Sunday night will be a little more like traditional carboloading, but without adding all the extra calories. On Sunday night I will make sure to have some sort of healthy high glycemic carb, which should be ready to hit the bloodstream first thing in the morning. Whole wheat pasta or brown rice will be ideal. Since I’m going to be eating with the Freewheelers, it will probably be pasta. In the past, I enjoyed the most success when I had Carraba’s prepare me a whole wheat version of their Chicken Marsala. It was delicious and I felt terrific the next day. Before going to bed, I will add a small carb snack. This will probably be a banana or a couple fig newtons, maybe both.

The morning before a ride I will usually have a healthy but easily digestible breakfast. Usually a boiled egg, Lara bar and banana would work, then I will pre-fuel for the race with a Clif bar. Mitchell starts very early so I’ll have to change my plan. Instead I will skip a breakfast of any substance and just have the Clif bar and a banana. This and the food stores from the past couple days will get me going, but since I did not significantly add carb calories, I will need to make sure to eat good carbs along the way. Many of these are going to come in the form of energy gels from my dispenser as I ride. At rest stops I will pick and choose from what is available, which will probably end up being bananas and fig newtons or similar snacks. At some point throughout the day I will want something a little more substantial, probably a peanut butter and jelly sandwich. This will go along with sports drink that will provide enough sugars, carbs, and electrolytes to keep me fueled and hydrated. As long as I continually fuel myself along the way, I should not run out of gas regardless how difficult the ride is.

Carry that Weight

It doesn’t take a rocket science to figure out that the lighter something is, the easier it’ll go up a hill. When I first saw the Mount Mitchell elevation chart, I felt heavy. When I spent some time watching YouTube ride videos, I felt even heavier. Even though I wasn’t necessarily overweight, my first thought was I needed to lose about 5-10 lbs before attempting the mountain. My thinking has since changed.

I was a much heavier man this time last year. I had been a member of a gym and had worked out relatively frequently, running occasionally, doing time on the elliptical, occasionally grabbing some weights, but was never able to make a dent in my weight mostly due to poor and ill-informed eating habits.

Over the spring I did some reading and dedicated myself to dropping my waistband. Mostly I counted calories, which is something I recommend everyone do, athletic or not. I used the MyNetDiary website and iPhone app, but there are plenty other resources online. The diet was successful and by the summer I had dropped a lot of my excess weight. That is when I got back into running, and, as already discussed in this blog, got hurt and bought a bike.

Most of my weight loss was finished by the time I started cycling. I still counted calories, which I continue to do today, but dieting was a thing of the past. I still lost another 5 more pounds throughout the summer and into the fall just from actively riding, but have mostly remained in the 148-152 range since then. At my heaviest, I had probably been around 185 lbs.

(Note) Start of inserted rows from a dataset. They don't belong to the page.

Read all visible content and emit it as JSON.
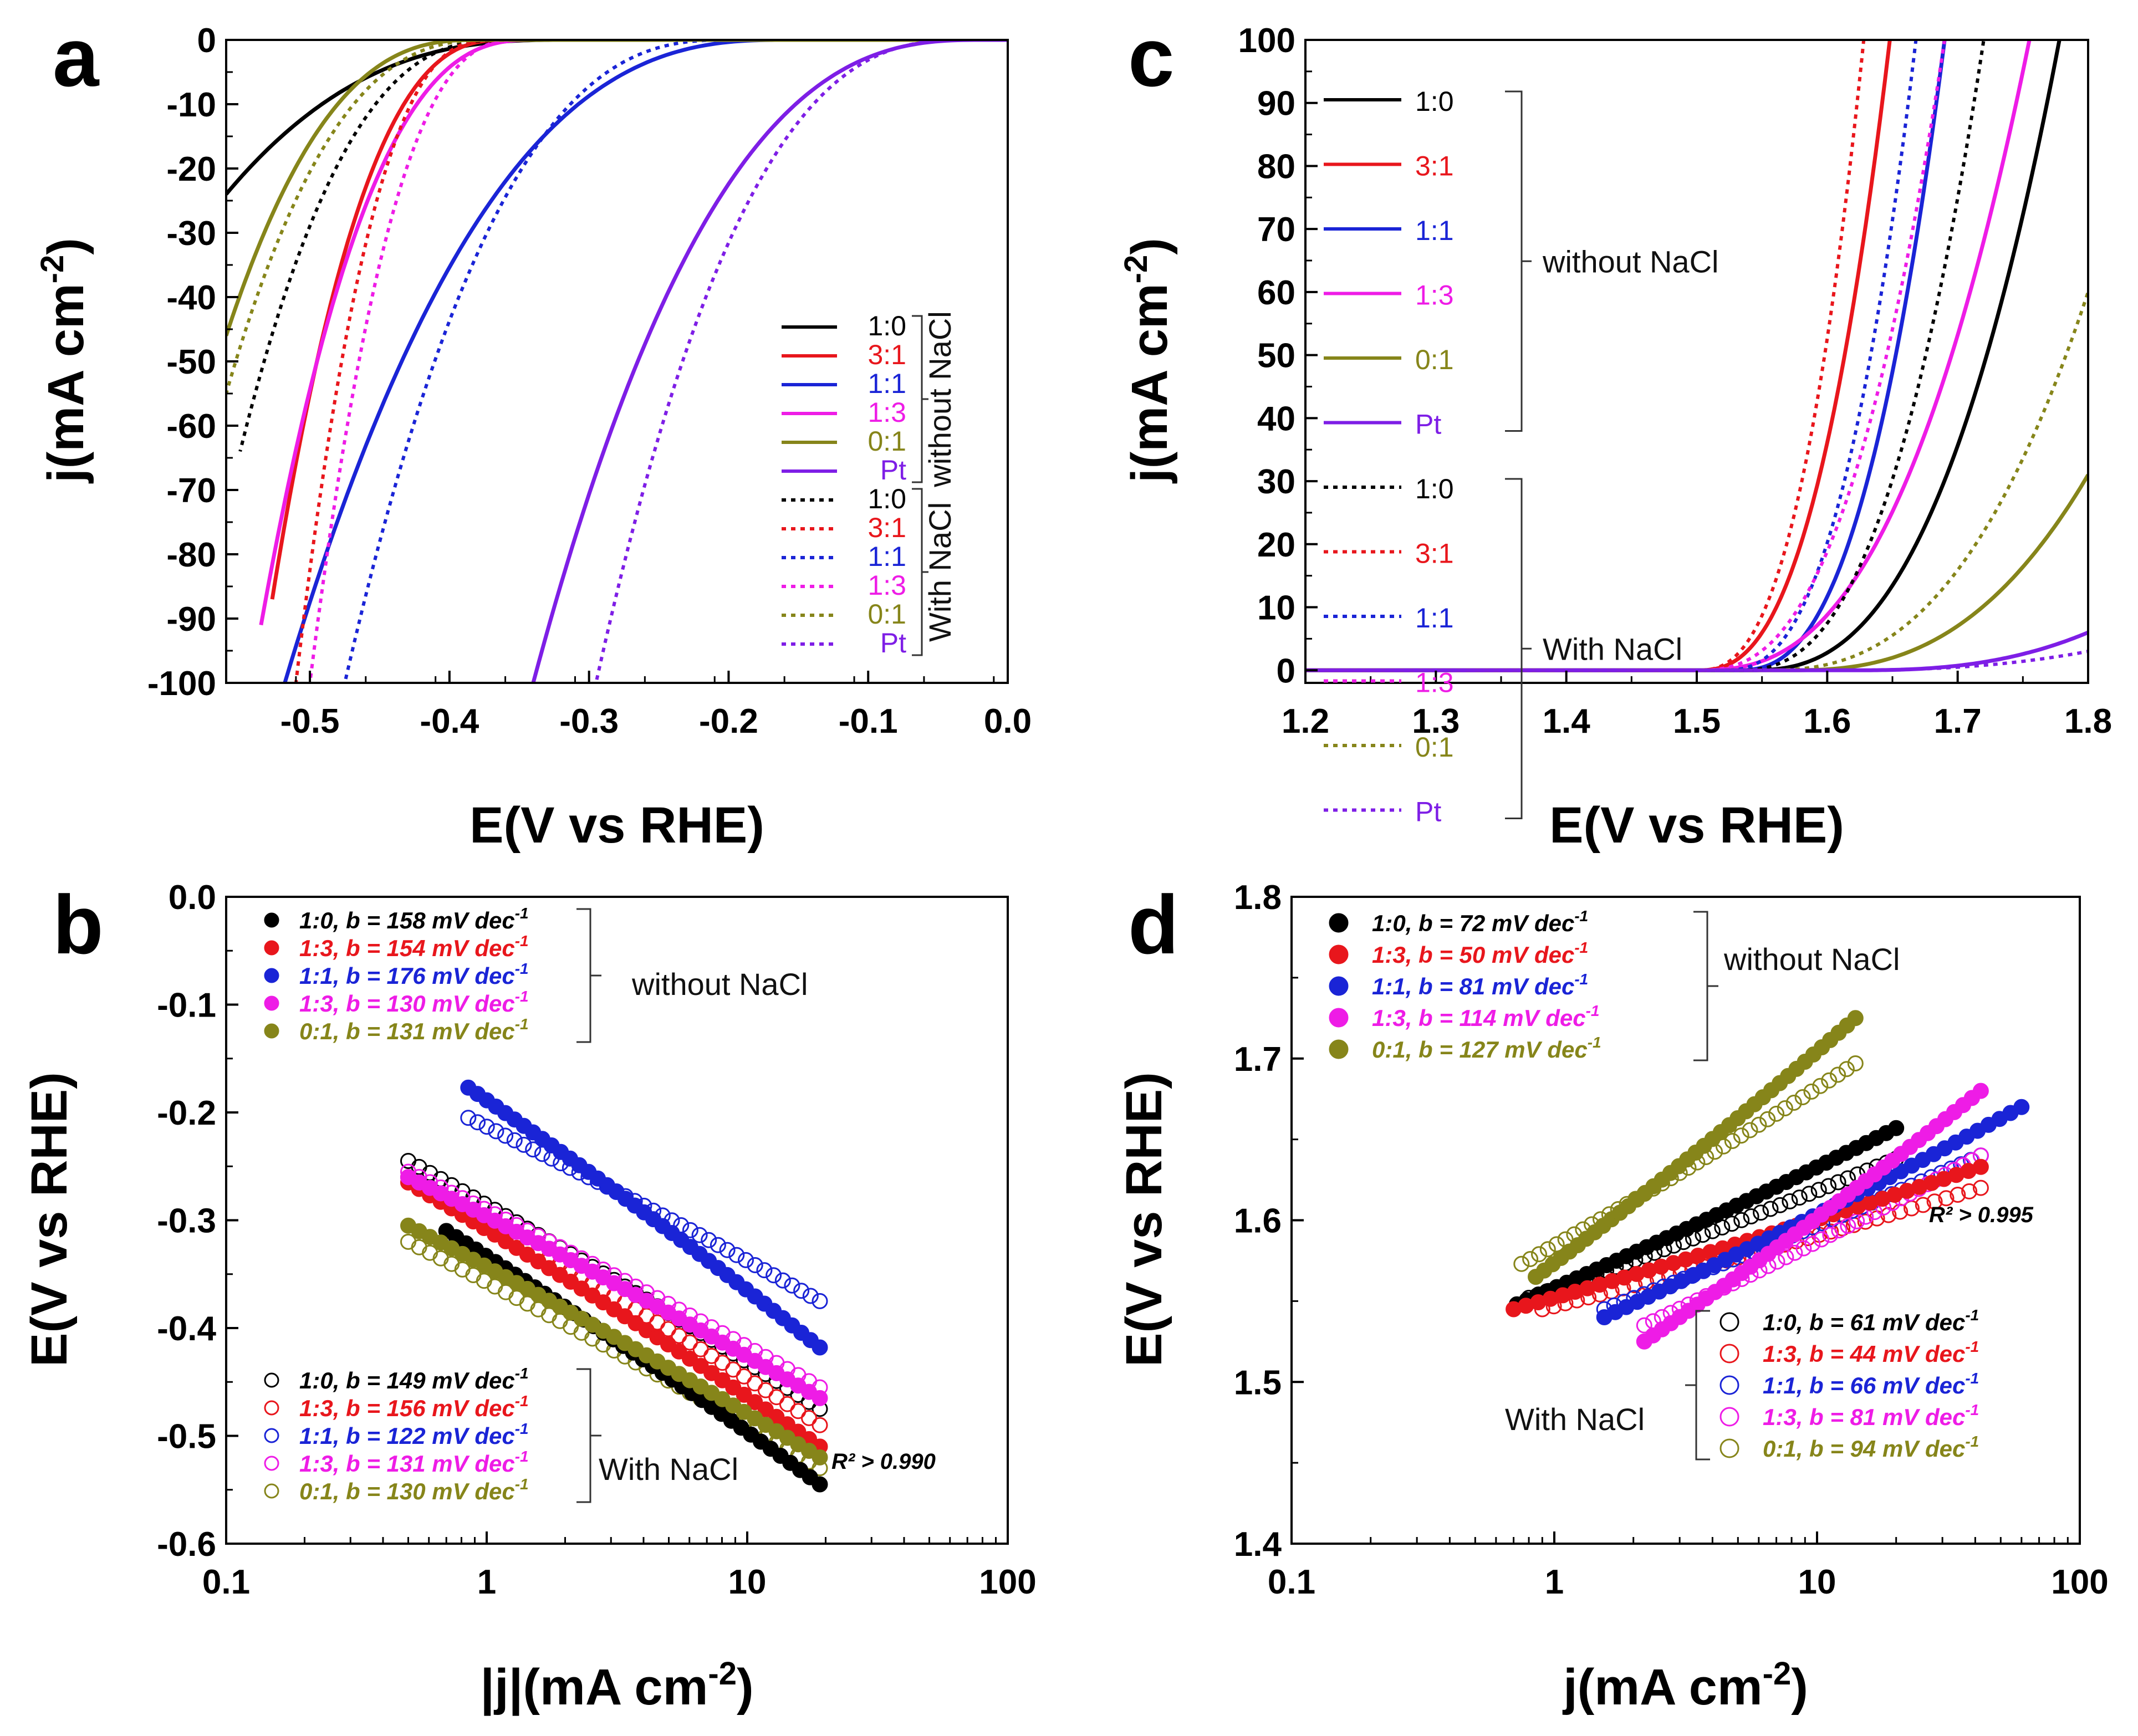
{
  "colors": {
    "black": "#000000",
    "red": "#e8161c",
    "blue": "#1a24d6",
    "magenta": "#ee1ce6",
    "olive": "#86851a",
    "purple": "#7e1ee6"
  },
  "chart_data": [
    {
      "id": "a",
      "panel_label": "a",
      "type": "line",
      "xlabel": "E(V vs RHE)",
      "ylabel": "j(mA cm",
      "ylabel_sup": "-2",
      "ylabel_end": ")",
      "xlim": [
        -0.56,
        0.0
      ],
      "ylim": [
        -100,
        0
      ],
      "x_ticks": [
        "-0.5",
        "-0.4",
        "-0.3",
        "-0.2",
        "-0.1",
        "0.0"
      ],
      "y_ticks": [
        "0",
        "-10",
        "-20",
        "-30",
        "-40",
        "-50",
        "-60",
        "-70",
        "-80",
        "-90",
        "-100"
      ],
      "legend_labels": [
        "1:0",
        "3:1",
        "1:1",
        "1:3",
        "0:1",
        "Pt",
        "1:0",
        "3:1",
        "1:1",
        "1:3",
        "0:1",
        "Pt"
      ],
      "group_labels": [
        "without NaCl",
        "With NaCl"
      ],
      "series": [
        {
          "name": "1:0",
          "group": "without NaCl",
          "style": "solid",
          "color": "black",
          "onset": -0.32,
          "end_x": -0.56,
          "end_y": -24
        },
        {
          "name": "3:1",
          "group": "without NaCl",
          "style": "solid",
          "color": "red",
          "onset": -0.36,
          "end_x": -0.527,
          "end_y": -87
        },
        {
          "name": "1:1",
          "group": "without NaCl",
          "style": "solid",
          "color": "blue",
          "onset": -0.16,
          "end_x": -0.518,
          "end_y": -100
        },
        {
          "name": "1:3",
          "group": "without NaCl",
          "style": "solid",
          "color": "magenta",
          "onset": -0.34,
          "end_x": -0.535,
          "end_y": -91
        },
        {
          "name": "0:1",
          "group": "without NaCl",
          "style": "solid",
          "color": "olive",
          "onset": -0.38,
          "end_x": -0.56,
          "end_y": -46
        },
        {
          "name": "Pt",
          "group": "without NaCl",
          "style": "solid",
          "color": "purple",
          "onset": -0.02,
          "end_x": -0.34,
          "end_y": -100
        },
        {
          "name": "1:0",
          "group": "With NaCl",
          "style": "dotted",
          "color": "black",
          "onset": -0.36,
          "end_x": -0.55,
          "end_y": -64
        },
        {
          "name": "3:1",
          "group": "With NaCl",
          "style": "dotted",
          "color": "red",
          "onset": -0.37,
          "end_x": -0.51,
          "end_y": -100
        },
        {
          "name": "1:1",
          "group": "With NaCl",
          "style": "dotted",
          "color": "blue",
          "onset": -0.2,
          "end_x": -0.475,
          "end_y": -100
        },
        {
          "name": "1:3",
          "group": "With NaCl",
          "style": "dotted",
          "color": "magenta",
          "onset": -0.35,
          "end_x": -0.5,
          "end_y": -100
        },
        {
          "name": "0:1",
          "group": "With NaCl",
          "style": "dotted",
          "color": "olive",
          "onset": -0.37,
          "end_x": -0.56,
          "end_y": -55
        },
        {
          "name": "Pt",
          "group": "With NaCl",
          "style": "dotted",
          "color": "purple",
          "onset": -0.03,
          "end_x": -0.295,
          "end_y": -100
        }
      ]
    },
    {
      "id": "b",
      "panel_label": "b",
      "type": "scatter",
      "xscale": "log",
      "xlabel": "|j|(mA cm",
      "xlabel_sup": "-2",
      "xlabel_end": ")",
      "ylabel": "E(V vs RHE)",
      "xlim": [
        0.1,
        100
      ],
      "ylim": [
        -0.6,
        0.0
      ],
      "x_ticks": [
        "0.1",
        "1",
        "10",
        "100"
      ],
      "y_ticks": [
        "0.0",
        "-0.1",
        "-0.2",
        "-0.3",
        "-0.4",
        "-0.5",
        "-0.6"
      ],
      "legend_labels": [
        "1:0, b = 158 mV dec-1",
        "1:3, b = 154 mV dec-1",
        "1:1, b = 176 mV dec-1",
        "1:3, b = 130 mV dec-1",
        "0:1, b = 131 mV dec-1",
        "1:0, b = 149 mV dec-1",
        "1:3, b = 156 mV dec-1",
        "1:1, b = 122 mV dec-1",
        "1:3, b = 131 mV dec-1",
        "0:1, b = 130 mV dec-1"
      ],
      "group_labels": [
        "without NaCl",
        "With NaCl"
      ],
      "annotation": "R² > 0.990",
      "series": [
        {
          "name": "1:0",
          "b": 158,
          "group": "without NaCl",
          "filled": true,
          "color": "black",
          "x0": 0.7,
          "x1": 19,
          "y0": -0.31,
          "y1": -0.545
        },
        {
          "name": "1:3",
          "b": 154,
          "group": "without NaCl",
          "filled": true,
          "color": "red",
          "x0": 0.5,
          "x1": 19,
          "y0": -0.265,
          "y1": -0.51
        },
        {
          "name": "1:1",
          "b": 176,
          "group": "without NaCl",
          "filled": true,
          "color": "blue",
          "x0": 0.85,
          "x1": 19,
          "y0": -0.177,
          "y1": -0.418
        },
        {
          "name": "1:3",
          "b": 130,
          "group": "without NaCl",
          "filled": true,
          "color": "magenta",
          "x0": 0.5,
          "x1": 19,
          "y0": -0.26,
          "y1": -0.465
        },
        {
          "name": "0:1",
          "b": 131,
          "group": "without NaCl",
          "filled": true,
          "color": "olive",
          "x0": 0.5,
          "x1": 19,
          "y0": -0.305,
          "y1": -0.52
        },
        {
          "name": "1:0",
          "b": 149,
          "group": "With NaCl",
          "filled": false,
          "color": "black",
          "x0": 0.5,
          "x1": 19,
          "y0": -0.245,
          "y1": -0.475
        },
        {
          "name": "1:3",
          "b": 156,
          "group": "With NaCl",
          "filled": false,
          "color": "red",
          "x0": 0.5,
          "x1": 19,
          "y0": -0.26,
          "y1": -0.49
        },
        {
          "name": "1:1",
          "b": 122,
          "group": "With NaCl",
          "filled": false,
          "color": "blue",
          "x0": 0.85,
          "x1": 19,
          "y0": -0.205,
          "y1": -0.375
        },
        {
          "name": "1:3",
          "b": 131,
          "group": "With NaCl",
          "filled": false,
          "color": "magenta",
          "x0": 0.5,
          "x1": 19,
          "y0": -0.255,
          "y1": -0.455
        },
        {
          "name": "0:1",
          "b": 130,
          "group": "With NaCl",
          "filled": false,
          "color": "olive",
          "x0": 0.5,
          "x1": 19,
          "y0": -0.32,
          "y1": -0.53
        }
      ]
    },
    {
      "id": "c",
      "panel_label": "c",
      "type": "line",
      "xlabel": "E(V vs RHE)",
      "ylabel": "j(mA cm",
      "ylabel_sup": "-2",
      "ylabel_end": ")",
      "xlim": [
        1.2,
        1.8
      ],
      "ylim": [
        -2,
        100
      ],
      "x_ticks": [
        "1.2",
        "1.3",
        "1.4",
        "1.5",
        "1.6",
        "1.7",
        "1.8"
      ],
      "y_ticks": [
        "0",
        "10",
        "20",
        "30",
        "40",
        "50",
        "60",
        "70",
        "80",
        "90",
        "100"
      ],
      "legend_labels": [
        "1:0",
        "3:1",
        "1:1",
        "1:3",
        "0:1",
        "Pt",
        "1:0",
        "3:1",
        "1:1",
        "1:3",
        "0:1",
        "Pt"
      ],
      "group_labels": [
        "without NaCl",
        "With NaCl"
      ],
      "series": [
        {
          "name": "1:0",
          "group": "without NaCl",
          "style": "solid",
          "color": "black",
          "onset": 1.54,
          "end_x": 1.778,
          "end_y": 100
        },
        {
          "name": "3:1",
          "group": "without NaCl",
          "style": "solid",
          "color": "red",
          "onset": 1.5,
          "end_x": 1.648,
          "end_y": 100
        },
        {
          "name": "1:1",
          "group": "without NaCl",
          "style": "solid",
          "color": "blue",
          "onset": 1.53,
          "end_x": 1.69,
          "end_y": 100
        },
        {
          "name": "1:3",
          "group": "without NaCl",
          "style": "solid",
          "color": "magenta",
          "onset": 1.5,
          "end_x": 1.755,
          "end_y": 100
        },
        {
          "name": "0:1",
          "group": "without NaCl",
          "style": "solid",
          "color": "olive",
          "onset": 1.57,
          "end_x": 1.8,
          "end_y": 31
        },
        {
          "name": "Pt",
          "group": "without NaCl",
          "style": "solid",
          "color": "purple",
          "onset": 1.62,
          "end_x": 1.8,
          "end_y": 6
        },
        {
          "name": "1:0",
          "group": "With NaCl",
          "style": "dotted",
          "color": "black",
          "onset": 1.53,
          "end_x": 1.72,
          "end_y": 100
        },
        {
          "name": "3:1",
          "group": "With NaCl",
          "style": "dotted",
          "color": "red",
          "onset": 1.5,
          "end_x": 1.628,
          "end_y": 100
        },
        {
          "name": "1:1",
          "group": "With NaCl",
          "style": "dotted",
          "color": "blue",
          "onset": 1.52,
          "end_x": 1.668,
          "end_y": 100
        },
        {
          "name": "1:3",
          "group": "With NaCl",
          "style": "dotted",
          "color": "magenta",
          "onset": 1.5,
          "end_x": 1.69,
          "end_y": 100
        },
        {
          "name": "0:1",
          "group": "With NaCl",
          "style": "dotted",
          "color": "olive",
          "onset": 1.55,
          "end_x": 1.8,
          "end_y": 60
        },
        {
          "name": "Pt",
          "group": "With NaCl",
          "style": "dotted",
          "color": "purple",
          "onset": 1.6,
          "end_x": 1.8,
          "end_y": 3
        }
      ]
    },
    {
      "id": "d",
      "panel_label": "d",
      "type": "scatter",
      "xscale": "log",
      "xlabel": "j(mA cm",
      "xlabel_sup": "-2",
      "xlabel_end": ")",
      "ylabel": "E(V vs RHE)",
      "xlim": [
        0.1,
        100
      ],
      "ylim": [
        1.4,
        1.8
      ],
      "x_ticks": [
        "0.1",
        "1",
        "10",
        "100"
      ],
      "y_ticks": [
        "1.4",
        "1.5",
        "1.6",
        "1.7",
        "1.8"
      ],
      "legend_labels": [
        "1:0, b = 72 mV dec-1",
        "1:3, b = 50 mV dec-1",
        "1:1, b = 81 mV dec-1",
        "1:3, b = 114 mV dec-1",
        "0:1, b = 127 mV dec-1",
        "1:0, b = 61 mV dec-1",
        "1:3, b = 44 mV dec-1",
        "1:1, b = 66 mV dec-1",
        "1:3, b = 81 mV dec-1",
        "0:1, b = 94 mV dec-1"
      ],
      "group_labels": [
        "without NaCl",
        "With NaCl"
      ],
      "annotation": "R² > 0.995",
      "series": [
        {
          "name": "1:0",
          "b": 72,
          "group": "without NaCl",
          "filled": true,
          "color": "black",
          "x0": 0.72,
          "x1": 20,
          "y0": 1.548,
          "y1": 1.657
        },
        {
          "name": "1:3",
          "b": 50,
          "group": "without NaCl",
          "filled": true,
          "color": "red",
          "x0": 0.7,
          "x1": 42,
          "y0": 1.545,
          "y1": 1.633
        },
        {
          "name": "1:1",
          "b": 81,
          "group": "without NaCl",
          "filled": true,
          "color": "blue",
          "x0": 1.55,
          "x1": 60,
          "y0": 1.54,
          "y1": 1.67
        },
        {
          "name": "1:3",
          "b": 114,
          "group": "without NaCl",
          "filled": true,
          "color": "magenta",
          "x0": 2.2,
          "x1": 42,
          "y0": 1.525,
          "y1": 1.68
        },
        {
          "name": "0:1",
          "b": 127,
          "group": "without NaCl",
          "filled": true,
          "color": "olive",
          "x0": 0.85,
          "x1": 14,
          "y0": 1.565,
          "y1": 1.725
        },
        {
          "name": "1:0",
          "b": 61,
          "group": "With NaCl",
          "filled": false,
          "color": "black",
          "x0": 0.8,
          "x1": 20,
          "y0": 1.552,
          "y1": 1.638
        },
        {
          "name": "1:3",
          "b": 44,
          "group": "With NaCl",
          "filled": false,
          "color": "red",
          "x0": 0.9,
          "x1": 42,
          "y0": 1.545,
          "y1": 1.62
        },
        {
          "name": "1:1",
          "b": 66,
          "group": "With NaCl",
          "filled": false,
          "color": "blue",
          "x0": 1.55,
          "x1": 42,
          "y0": 1.545,
          "y1": 1.64
        },
        {
          "name": "1:3",
          "b": 81,
          "group": "With NaCl",
          "filled": false,
          "color": "magenta",
          "x0": 2.2,
          "x1": 42,
          "y0": 1.535,
          "y1": 1.64
        },
        {
          "name": "0:1",
          "b": 94,
          "group": "With NaCl",
          "filled": false,
          "color": "olive",
          "x0": 0.75,
          "x1": 14,
          "y0": 1.573,
          "y1": 1.697
        }
      ]
    }
  ]
}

I made my training goal for Mount Mitchell to drop another 5-10 lbs while increasing muscle mass. I mostly kept up my good habits over the winter and did not gain weight. Once I started eating in tandem with my training program, I found this to be a tall order, not impossible, but extremely difficult. The fact of the matter is, you have to eat to build muscle and fuel a workout.

I hired Kelli at Apex Nutrition, who has transformed my eating habits and it has showed with my performance. At first we started with a low number of calories, which turned out to be too low. I was hungry all the time and this was affecting my rides. Even with proper fueling, I would be hungry early on in rides and longed for the end so I could chow down. Since then I have modified my goal to maintain my current weight while gaining muscle strength.

After having a little bit of experience this year with training and dieting, my way of thinking has changed in terms of weight loss and the bike. Don’t get me wrong, riding a bicycle is a terrific way to lose weight for many people. Actor Ethan Suplee just revealed that his dramatic weight loss came on a bike. You can burn large amounts of calories just by spinning at a reasonable pace for extended periods of time. I have found, however, that when trying to dramatically improve performance, it is better to save the diet programs for the off-season or after the goal has been achieved.

150 is a great weight for my height. If I dropped to 140 as originally planned, I would probably be thought of as skinny. While dropping a size or two still would help, I have learned that dropping another size or two will not be key in getting me up the hill. My power, cadence and fueling will be far more important.